Views to the races will not only be free to locals and visitors, they may also be unobstructed. Due to the sport’s long-waning popularity and the current state of the economy, crowd projections have tumbled from the initial estimated draw of more than a half-million spectators. Still, organizers say that internationally telecast World Series events have been successful in igniting public interest for the sport.

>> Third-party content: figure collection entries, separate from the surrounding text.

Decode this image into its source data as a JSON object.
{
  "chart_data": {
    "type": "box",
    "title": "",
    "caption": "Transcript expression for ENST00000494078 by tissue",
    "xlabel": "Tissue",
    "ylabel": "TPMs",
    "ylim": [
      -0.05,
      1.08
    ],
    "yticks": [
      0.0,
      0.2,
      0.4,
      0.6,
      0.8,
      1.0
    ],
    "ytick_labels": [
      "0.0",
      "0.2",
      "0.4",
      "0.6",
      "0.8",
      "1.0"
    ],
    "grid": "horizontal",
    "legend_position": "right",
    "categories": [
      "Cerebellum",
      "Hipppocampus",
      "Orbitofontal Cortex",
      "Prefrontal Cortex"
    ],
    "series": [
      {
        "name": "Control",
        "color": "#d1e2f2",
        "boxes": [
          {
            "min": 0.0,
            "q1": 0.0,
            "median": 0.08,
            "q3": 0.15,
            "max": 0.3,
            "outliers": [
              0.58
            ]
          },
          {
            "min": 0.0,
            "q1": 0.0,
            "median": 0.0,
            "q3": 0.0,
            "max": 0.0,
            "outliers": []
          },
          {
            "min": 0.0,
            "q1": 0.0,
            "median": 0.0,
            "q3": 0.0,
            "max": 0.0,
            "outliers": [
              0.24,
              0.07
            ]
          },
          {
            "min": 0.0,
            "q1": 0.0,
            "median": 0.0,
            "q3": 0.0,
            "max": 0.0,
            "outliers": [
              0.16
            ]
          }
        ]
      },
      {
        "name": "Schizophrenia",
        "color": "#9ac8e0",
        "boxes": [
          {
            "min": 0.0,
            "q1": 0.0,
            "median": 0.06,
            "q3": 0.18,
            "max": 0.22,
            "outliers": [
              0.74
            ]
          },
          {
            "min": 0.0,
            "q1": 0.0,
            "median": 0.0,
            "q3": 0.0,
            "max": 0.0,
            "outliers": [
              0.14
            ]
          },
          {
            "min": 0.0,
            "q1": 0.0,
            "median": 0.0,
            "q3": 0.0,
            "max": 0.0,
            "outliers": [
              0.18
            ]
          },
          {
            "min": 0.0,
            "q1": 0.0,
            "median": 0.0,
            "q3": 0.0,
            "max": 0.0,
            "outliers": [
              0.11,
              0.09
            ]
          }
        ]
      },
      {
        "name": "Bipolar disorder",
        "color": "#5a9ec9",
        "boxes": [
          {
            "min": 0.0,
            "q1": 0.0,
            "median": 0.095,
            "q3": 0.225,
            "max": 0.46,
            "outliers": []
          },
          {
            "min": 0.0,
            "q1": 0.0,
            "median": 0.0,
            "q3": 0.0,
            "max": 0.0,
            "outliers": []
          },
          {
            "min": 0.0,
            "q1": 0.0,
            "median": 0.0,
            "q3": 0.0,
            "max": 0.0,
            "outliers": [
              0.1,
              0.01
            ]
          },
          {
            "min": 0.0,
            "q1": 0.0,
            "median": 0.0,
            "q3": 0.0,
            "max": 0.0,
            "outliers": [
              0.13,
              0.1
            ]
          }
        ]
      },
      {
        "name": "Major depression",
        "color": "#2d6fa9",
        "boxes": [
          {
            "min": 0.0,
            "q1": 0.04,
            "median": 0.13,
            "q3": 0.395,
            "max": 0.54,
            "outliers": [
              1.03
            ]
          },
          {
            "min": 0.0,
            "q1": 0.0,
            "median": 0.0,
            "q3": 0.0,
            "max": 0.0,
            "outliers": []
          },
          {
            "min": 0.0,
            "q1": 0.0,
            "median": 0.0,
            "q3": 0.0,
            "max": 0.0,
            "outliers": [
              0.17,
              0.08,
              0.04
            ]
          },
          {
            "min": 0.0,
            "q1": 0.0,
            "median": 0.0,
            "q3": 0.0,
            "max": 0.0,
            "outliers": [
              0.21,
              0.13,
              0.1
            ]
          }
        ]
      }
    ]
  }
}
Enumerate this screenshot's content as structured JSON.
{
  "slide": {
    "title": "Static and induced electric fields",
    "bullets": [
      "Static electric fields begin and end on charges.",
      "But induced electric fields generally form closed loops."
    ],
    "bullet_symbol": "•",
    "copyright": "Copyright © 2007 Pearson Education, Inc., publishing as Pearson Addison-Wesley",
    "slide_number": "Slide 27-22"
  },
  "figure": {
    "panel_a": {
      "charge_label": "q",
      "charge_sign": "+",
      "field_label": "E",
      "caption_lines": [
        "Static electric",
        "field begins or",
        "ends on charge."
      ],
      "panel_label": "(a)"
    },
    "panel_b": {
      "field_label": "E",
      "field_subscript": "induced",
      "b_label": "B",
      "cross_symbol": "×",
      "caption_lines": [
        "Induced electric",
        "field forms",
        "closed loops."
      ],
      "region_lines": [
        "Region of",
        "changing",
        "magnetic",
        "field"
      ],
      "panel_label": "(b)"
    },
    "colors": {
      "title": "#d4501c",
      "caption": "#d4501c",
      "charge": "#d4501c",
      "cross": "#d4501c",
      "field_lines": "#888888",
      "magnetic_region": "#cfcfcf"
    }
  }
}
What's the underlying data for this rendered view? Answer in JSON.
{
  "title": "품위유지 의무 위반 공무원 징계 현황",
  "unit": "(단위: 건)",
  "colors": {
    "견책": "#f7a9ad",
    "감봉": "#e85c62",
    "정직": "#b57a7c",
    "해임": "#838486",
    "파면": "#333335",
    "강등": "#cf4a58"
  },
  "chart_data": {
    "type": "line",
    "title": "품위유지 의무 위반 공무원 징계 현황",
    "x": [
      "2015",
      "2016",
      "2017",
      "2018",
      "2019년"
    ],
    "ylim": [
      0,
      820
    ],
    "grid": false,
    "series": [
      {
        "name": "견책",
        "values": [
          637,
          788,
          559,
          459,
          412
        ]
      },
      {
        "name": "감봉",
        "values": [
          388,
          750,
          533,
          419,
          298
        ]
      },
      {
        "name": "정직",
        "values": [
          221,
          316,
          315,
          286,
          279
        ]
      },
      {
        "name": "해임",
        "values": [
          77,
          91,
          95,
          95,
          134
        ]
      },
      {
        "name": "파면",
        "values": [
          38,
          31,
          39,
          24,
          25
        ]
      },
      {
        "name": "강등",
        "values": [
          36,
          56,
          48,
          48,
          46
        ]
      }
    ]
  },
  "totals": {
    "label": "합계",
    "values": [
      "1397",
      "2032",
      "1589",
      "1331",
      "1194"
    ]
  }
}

The results of the World Series have no bearing on the 2013 America’s Cup, which will be preceded next summer by one-on-one matches among many of the teams that will race larger catamarans along this same course in pursuit of the Louis Vuitton Cup. The winner of the LV Cup will become the America’s Cup challenger and go head-to-head with Ellison’s team in a best-of-nine series in September 2013. That winner will not just take home the ultimate prize in sailing. The champion will also decide where and when to race the next regatta and whether to keep or abandon the changes adopted by Ellison.

This year’s races and the 2013 America’s Cup will not only put a new format of sailing to the test. The event will also measure the Bay Area’s appetite for an international sailing spectacle. If Ellison’s team takes home the Auld Mug again next year, many expect that he will choose to bring the event back to San Francisco—where he’s made his home and fortune—again within the next several years.

Ehman warns, however, that the winds of change could blow future America’s Cup regattas away from the bay. “If somebody else has a better venue and they want to support it financially, and if this town is just ho-hum [about it], then you have to rethink it,” he says. “But this venue is going to be so cool, and the sailing so good, that I think we could end up doing it here again.”